Consider how traditional RL algorithms came to be. The original DQN paper describes "a convolutional neural network, trained with a variant of Q-learning, whose input is raw pixels and whose output is a value function estimating future rewards."² Getting this to work required innovations like experience replay, which "randomly samples previous transitions, and thereby smooths the training distribution over many past behaviors."³ Each component emerged from human intuition about what makes neural network training stable.

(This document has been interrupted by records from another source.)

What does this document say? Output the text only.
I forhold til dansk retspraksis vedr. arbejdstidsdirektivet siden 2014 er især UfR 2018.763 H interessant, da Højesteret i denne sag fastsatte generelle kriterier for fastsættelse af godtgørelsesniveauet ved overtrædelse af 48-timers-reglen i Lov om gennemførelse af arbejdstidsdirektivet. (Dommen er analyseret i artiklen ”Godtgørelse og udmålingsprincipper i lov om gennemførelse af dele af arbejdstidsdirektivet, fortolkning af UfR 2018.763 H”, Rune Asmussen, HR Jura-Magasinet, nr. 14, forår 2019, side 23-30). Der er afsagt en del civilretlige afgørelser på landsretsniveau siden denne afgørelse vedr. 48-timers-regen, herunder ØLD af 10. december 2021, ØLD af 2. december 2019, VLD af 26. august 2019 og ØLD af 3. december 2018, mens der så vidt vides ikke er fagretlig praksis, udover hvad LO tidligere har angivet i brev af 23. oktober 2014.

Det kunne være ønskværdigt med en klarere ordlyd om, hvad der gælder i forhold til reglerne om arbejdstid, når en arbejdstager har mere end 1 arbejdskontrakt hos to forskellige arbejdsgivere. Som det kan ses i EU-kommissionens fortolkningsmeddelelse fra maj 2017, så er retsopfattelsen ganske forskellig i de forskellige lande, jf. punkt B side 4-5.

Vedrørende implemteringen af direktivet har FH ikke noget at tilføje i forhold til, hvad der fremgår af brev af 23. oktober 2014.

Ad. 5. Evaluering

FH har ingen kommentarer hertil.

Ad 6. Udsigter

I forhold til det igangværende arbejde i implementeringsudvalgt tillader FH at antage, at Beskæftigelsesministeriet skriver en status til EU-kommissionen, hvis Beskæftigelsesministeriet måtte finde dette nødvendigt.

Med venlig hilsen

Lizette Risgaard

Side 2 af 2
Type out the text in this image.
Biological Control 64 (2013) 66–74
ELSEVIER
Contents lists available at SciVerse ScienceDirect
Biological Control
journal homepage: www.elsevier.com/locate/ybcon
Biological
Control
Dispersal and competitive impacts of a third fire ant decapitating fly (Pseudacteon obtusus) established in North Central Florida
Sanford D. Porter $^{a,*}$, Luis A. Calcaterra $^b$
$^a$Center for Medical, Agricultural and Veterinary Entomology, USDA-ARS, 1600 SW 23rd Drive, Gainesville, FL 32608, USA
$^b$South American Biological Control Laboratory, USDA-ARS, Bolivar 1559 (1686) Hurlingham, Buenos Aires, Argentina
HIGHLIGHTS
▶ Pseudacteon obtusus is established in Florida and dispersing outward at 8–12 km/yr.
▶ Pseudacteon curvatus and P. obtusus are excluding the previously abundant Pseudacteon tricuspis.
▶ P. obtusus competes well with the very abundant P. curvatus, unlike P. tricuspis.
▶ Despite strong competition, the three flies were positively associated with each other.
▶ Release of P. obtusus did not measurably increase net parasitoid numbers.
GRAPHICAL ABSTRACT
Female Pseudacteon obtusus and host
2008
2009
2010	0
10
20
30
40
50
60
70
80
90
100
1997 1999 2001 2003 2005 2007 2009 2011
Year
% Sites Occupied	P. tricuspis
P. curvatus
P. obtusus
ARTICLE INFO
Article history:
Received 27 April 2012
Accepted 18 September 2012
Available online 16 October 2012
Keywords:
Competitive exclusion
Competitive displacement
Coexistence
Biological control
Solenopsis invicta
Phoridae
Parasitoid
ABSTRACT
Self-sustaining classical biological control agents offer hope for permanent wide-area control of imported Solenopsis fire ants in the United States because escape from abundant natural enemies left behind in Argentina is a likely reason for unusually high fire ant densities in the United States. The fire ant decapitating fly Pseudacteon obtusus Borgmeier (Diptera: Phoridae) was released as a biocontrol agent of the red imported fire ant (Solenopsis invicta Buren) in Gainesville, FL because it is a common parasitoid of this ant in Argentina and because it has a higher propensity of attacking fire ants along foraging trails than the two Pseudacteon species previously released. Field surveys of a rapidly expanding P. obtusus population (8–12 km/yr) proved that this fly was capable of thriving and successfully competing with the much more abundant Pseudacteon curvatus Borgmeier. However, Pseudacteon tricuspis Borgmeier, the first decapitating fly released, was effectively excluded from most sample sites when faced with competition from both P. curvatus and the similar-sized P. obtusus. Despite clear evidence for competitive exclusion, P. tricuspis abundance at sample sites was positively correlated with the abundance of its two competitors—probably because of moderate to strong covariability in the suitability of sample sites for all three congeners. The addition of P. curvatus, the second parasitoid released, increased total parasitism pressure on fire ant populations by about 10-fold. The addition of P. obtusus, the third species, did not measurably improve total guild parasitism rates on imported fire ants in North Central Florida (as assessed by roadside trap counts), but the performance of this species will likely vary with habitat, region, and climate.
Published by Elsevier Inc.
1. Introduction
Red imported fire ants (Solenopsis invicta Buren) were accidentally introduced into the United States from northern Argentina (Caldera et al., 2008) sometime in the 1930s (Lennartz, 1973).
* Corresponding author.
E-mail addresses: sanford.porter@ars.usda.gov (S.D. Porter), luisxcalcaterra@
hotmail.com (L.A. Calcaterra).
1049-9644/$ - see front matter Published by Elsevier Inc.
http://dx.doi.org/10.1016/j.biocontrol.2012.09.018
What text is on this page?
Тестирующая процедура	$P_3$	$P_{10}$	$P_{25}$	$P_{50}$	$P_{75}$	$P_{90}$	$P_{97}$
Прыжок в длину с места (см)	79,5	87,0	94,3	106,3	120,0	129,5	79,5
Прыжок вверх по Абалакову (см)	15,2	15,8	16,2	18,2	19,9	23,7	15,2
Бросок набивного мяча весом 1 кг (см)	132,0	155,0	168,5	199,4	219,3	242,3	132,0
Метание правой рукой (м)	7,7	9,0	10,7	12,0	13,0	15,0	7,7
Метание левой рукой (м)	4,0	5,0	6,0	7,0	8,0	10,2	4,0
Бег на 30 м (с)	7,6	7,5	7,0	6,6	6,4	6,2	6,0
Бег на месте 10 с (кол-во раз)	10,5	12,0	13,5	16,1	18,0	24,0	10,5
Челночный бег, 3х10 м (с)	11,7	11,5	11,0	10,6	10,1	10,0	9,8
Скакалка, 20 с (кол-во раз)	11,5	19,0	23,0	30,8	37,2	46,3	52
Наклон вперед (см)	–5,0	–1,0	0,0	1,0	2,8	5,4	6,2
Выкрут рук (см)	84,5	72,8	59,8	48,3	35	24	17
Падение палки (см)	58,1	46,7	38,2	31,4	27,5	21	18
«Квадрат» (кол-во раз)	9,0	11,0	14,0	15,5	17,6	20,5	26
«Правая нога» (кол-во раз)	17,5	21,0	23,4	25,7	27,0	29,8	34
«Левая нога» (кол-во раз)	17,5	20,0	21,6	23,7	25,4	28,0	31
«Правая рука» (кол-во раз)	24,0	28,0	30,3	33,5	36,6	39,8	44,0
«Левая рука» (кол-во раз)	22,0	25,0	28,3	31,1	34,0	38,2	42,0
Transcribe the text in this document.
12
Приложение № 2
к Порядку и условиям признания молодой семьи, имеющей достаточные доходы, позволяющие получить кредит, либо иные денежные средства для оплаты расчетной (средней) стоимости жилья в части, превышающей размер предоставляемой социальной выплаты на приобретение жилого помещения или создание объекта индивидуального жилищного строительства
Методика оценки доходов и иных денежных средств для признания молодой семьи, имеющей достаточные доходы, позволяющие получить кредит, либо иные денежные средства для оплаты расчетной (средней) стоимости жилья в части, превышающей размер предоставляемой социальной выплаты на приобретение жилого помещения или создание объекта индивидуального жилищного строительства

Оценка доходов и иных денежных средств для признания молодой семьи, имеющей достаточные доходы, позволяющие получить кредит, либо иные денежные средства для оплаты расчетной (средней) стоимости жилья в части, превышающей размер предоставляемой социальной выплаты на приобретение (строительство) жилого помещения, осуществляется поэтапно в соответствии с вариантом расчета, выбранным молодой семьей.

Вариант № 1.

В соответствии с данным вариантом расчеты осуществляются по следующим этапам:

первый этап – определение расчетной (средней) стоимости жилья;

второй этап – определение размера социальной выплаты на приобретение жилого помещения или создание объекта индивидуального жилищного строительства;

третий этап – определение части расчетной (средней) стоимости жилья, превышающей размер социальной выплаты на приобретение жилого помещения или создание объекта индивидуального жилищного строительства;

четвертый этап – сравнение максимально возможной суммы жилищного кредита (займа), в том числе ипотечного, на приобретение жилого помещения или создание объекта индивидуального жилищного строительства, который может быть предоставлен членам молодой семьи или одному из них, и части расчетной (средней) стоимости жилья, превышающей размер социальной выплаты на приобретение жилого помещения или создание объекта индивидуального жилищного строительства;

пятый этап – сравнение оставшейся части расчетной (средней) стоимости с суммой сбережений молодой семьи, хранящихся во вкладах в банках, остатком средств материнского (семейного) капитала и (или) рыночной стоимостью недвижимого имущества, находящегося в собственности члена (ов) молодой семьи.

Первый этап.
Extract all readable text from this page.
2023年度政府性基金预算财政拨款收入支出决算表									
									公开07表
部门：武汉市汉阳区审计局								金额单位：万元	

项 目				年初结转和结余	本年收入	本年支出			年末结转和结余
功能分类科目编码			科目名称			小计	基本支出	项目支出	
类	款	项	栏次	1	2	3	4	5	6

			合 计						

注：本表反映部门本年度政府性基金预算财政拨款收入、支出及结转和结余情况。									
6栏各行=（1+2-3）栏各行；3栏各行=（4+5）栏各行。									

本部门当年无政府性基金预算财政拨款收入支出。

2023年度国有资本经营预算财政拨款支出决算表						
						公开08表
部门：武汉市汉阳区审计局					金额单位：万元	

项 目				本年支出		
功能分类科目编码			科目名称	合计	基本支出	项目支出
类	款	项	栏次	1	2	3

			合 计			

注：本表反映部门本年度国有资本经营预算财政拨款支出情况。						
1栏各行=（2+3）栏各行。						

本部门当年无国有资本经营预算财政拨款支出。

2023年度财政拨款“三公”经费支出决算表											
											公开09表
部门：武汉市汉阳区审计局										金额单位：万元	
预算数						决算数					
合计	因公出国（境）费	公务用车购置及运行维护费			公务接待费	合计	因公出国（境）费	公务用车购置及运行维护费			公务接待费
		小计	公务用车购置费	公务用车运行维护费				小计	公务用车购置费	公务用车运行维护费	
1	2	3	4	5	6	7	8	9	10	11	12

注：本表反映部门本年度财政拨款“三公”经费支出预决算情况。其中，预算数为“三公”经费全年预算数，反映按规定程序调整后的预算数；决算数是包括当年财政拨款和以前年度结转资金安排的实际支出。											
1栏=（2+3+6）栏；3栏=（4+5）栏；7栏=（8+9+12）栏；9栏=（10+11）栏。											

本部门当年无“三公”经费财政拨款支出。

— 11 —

Q-value predictions during Atari gameplay: the network learns to anticipate future rewards before they occur. Source: Playing Atari with Deep Reinforcement Learning

PPO followed a similar trajectory. Schulman and colleagues introduced "a new family of policy gradient methods for reinforcement learning, which alternate between sampling data through interaction with the environment, and optimizing a surrogate objective function using stochastic gradient ascent."⁴ The clipped objective that makes PPO work emerged from careful mathematical analysis and extensive experimentation.

But here is the uncomfortable truth: "The PPO code-optimizations are more important in terms of final reward achieved than the choice of general training algorithm (TRPO vs. PPO)."⁵ Research has shown that implementation details often matter as much as the algorithms themselves. This suggests the space of effective algorithms is richer than human designers have explored.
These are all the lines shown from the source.